Fontenot got the symphony interested in playing the piece.
“Patrick originally orchestrated this for strings and piano,” she said, “because he wanted his classmates to perform it with him. But when we determined elementary students didn’t have the skills to perform the piece, I approached Lech, and we added percussion and got parts for the winds who play in C.”
Usinowicz loves to inspire kids to play music. In addition to the advanced students’ symphony, he also teaches and directs two orchestras each at Bayfield Elementary and Middle schools, one at Bayfield High School and the Durango Chamber Music Academy.
“I’d had one other experience of working with a student composer,” he said, “when the San Juan Symphony decided to do a piece by Corey Protheroe. I saw the remarkable things it did for his confidence. I thought this could catapult this student’s confidence in his music.”

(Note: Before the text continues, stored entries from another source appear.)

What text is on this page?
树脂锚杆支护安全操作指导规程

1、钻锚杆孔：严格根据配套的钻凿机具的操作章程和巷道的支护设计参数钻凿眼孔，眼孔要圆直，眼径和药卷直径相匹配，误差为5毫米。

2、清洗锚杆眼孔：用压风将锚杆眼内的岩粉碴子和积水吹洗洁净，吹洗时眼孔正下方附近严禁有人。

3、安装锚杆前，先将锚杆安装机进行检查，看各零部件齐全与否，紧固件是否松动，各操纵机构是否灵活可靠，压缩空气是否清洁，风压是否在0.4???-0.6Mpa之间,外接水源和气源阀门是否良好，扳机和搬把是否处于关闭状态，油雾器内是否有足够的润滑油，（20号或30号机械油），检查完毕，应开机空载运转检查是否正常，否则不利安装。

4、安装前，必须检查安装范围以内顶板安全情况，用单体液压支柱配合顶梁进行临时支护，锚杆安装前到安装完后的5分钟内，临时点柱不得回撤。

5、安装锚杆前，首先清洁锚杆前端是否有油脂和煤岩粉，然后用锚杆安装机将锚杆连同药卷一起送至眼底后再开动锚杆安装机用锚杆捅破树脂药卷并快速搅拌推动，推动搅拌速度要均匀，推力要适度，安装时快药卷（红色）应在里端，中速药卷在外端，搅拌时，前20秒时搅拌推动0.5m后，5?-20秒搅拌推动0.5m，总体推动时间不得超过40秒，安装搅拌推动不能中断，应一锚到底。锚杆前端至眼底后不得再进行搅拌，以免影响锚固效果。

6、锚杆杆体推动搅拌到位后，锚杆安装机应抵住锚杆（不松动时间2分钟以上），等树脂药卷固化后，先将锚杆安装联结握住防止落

Dugan said Patrick is a talented pianist, but his hands haven’t grown as fast as his expertise.
“He’s playing (Frédéric) Chopin’s preludes and (Ludwig van) Beethoven’s sonatas,” Dugan said, “but we have to make adjustments because of his small hands. Sometimes, we adjust the fingering, maybe playing one note in a chord with his left hand. I’d love to see him play Brahms, but his fingers just aren’t long enough yet.”
But whatever she assigns, he completes it.
“Talent is a gift, and it’s great,” she said. “But if you don’t put in the hard work, talent is nothing, and his work ethic is so terrific. He does it for the love of music and the joy it brings not only himself but other people.
“I consider him a prodigy. But he’s also just like any other kid, a pretty happy-go-lucky kid. And he’s a humble little human being.”
Soccer, mountain biking, hiking, camping and freestyle skiing are all on his list of fun things to do.
“I’m interested in architecture, too, and I’m really into science,” Patrick said.
His parents take care to keep it that way, Anna McBrayer said.
“We’ve been really careful not to overcommit,” she said. “The music is just our normal.”